On Sunday night during a normal, mindless scroll through Instagram, I receive da notification that my dad started broadcasting on Facebook Live. Knowing that my dad was in Vegas rocking his ass off at a country music festival, I smiled, and became the sole viewer of his shenanigans.
A few months ago, I wrote an op-ed in response to the act of terrorism that occurred at the Ariana Grande show in London. As an avid concert-goer, the news certainly hit close to home. You just never think that this kind of thing would let itself in through your front door.
The image appearing on my dad’s livestream of Route 91 Harvest was unclear. I could make out some sort of large tent, with people running through and behind the obstacles that filled it. I could hear my stepmom yelling something about the police, telling my dad they had to go.
The absolute last thing I expected to hear next was the firing of an automatic rifle. The video didn’t last long. I called my dad, and after one failed connection, I made it through. The call didn’t last long, either. I scoured Google searches and Twitter feeds for answers. Any answers.
A few minutes later and my dad, an ex-cop and nosy Midwesterner, is back on the pixelated scene. Now I’m yelling at my phone, telling my dad to run. And he did run, just not in the right direction. The connection drops once again, in time with my heart.

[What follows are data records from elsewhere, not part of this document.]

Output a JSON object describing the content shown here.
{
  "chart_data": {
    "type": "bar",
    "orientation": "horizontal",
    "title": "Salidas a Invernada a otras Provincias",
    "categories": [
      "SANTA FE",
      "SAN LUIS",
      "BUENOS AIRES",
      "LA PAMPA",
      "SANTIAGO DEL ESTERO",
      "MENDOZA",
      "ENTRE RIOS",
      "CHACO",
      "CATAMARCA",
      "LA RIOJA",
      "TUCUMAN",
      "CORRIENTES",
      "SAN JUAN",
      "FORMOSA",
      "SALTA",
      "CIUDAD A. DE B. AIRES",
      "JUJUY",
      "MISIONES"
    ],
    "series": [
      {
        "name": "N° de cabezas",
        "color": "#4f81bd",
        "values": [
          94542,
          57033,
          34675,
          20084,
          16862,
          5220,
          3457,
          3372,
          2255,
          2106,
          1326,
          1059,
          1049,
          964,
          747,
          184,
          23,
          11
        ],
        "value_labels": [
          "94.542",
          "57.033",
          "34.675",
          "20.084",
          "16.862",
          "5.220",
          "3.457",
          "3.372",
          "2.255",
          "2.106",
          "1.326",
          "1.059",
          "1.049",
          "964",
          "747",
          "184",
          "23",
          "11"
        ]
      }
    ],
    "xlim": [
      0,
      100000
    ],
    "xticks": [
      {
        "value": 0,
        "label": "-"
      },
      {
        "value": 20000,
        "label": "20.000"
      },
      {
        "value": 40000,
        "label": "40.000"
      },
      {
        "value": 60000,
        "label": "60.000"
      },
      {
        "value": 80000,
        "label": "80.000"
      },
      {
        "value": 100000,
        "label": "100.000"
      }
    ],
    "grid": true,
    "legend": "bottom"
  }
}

After shaking vigorously for a solid twenty minutes, or an eternity in times of tragedy, I receive a text. “We are okay,” it said. I break down, and my dog tends to the tears running down my cheeks. A few minutes later, the photo of my dad and I eating giant pickles at the Renaissance Fair appears on my phone once again.
I answer, find my breath again and listen as my dad tries to find his.
I watched the initial statistics roll in during the first hours of Monday, already knowing that they were far grander than what they were reporting. I watched people spew out their jokes about OJ Simpson’s parole being connected to the act before the shooter’s assault rifle had cooled. I watched the endless barrage of comments on live news streams as people stated their complete lack of shock that something like this has happened yet again.
It’s so easy to dictate the conversation when you’re not using your voice to try and get in contact with loved ones, isn’t it?
As it goes, music is one of the few things that can heal the wounds that events like these cause. So, yes. Let’s have conversations about what we should be doing next. But make damn sure that those conversations include concert plans. The folks at Route 91 Harvest made a choice to go out and live their lives through music. We need to focus more on what the people at the concert were doing, and less about what the man in the window of Mandalay Bay was doing. We know what he was doing. We’re giving the power to the wrong side of the situation when we fixate on him. That man not only stole the lives of innocent people, but also the moments they were living in, and for.
So let’s talk about those moments. Let’s talk about those wild memories and the conversations that battled the booming bass speakers. Let’s talk about the music that brought 22,000 strangers together for a weekend of dancing in cowboy boots over empty beer cans. Let’s talk. Better yet, let’s sing.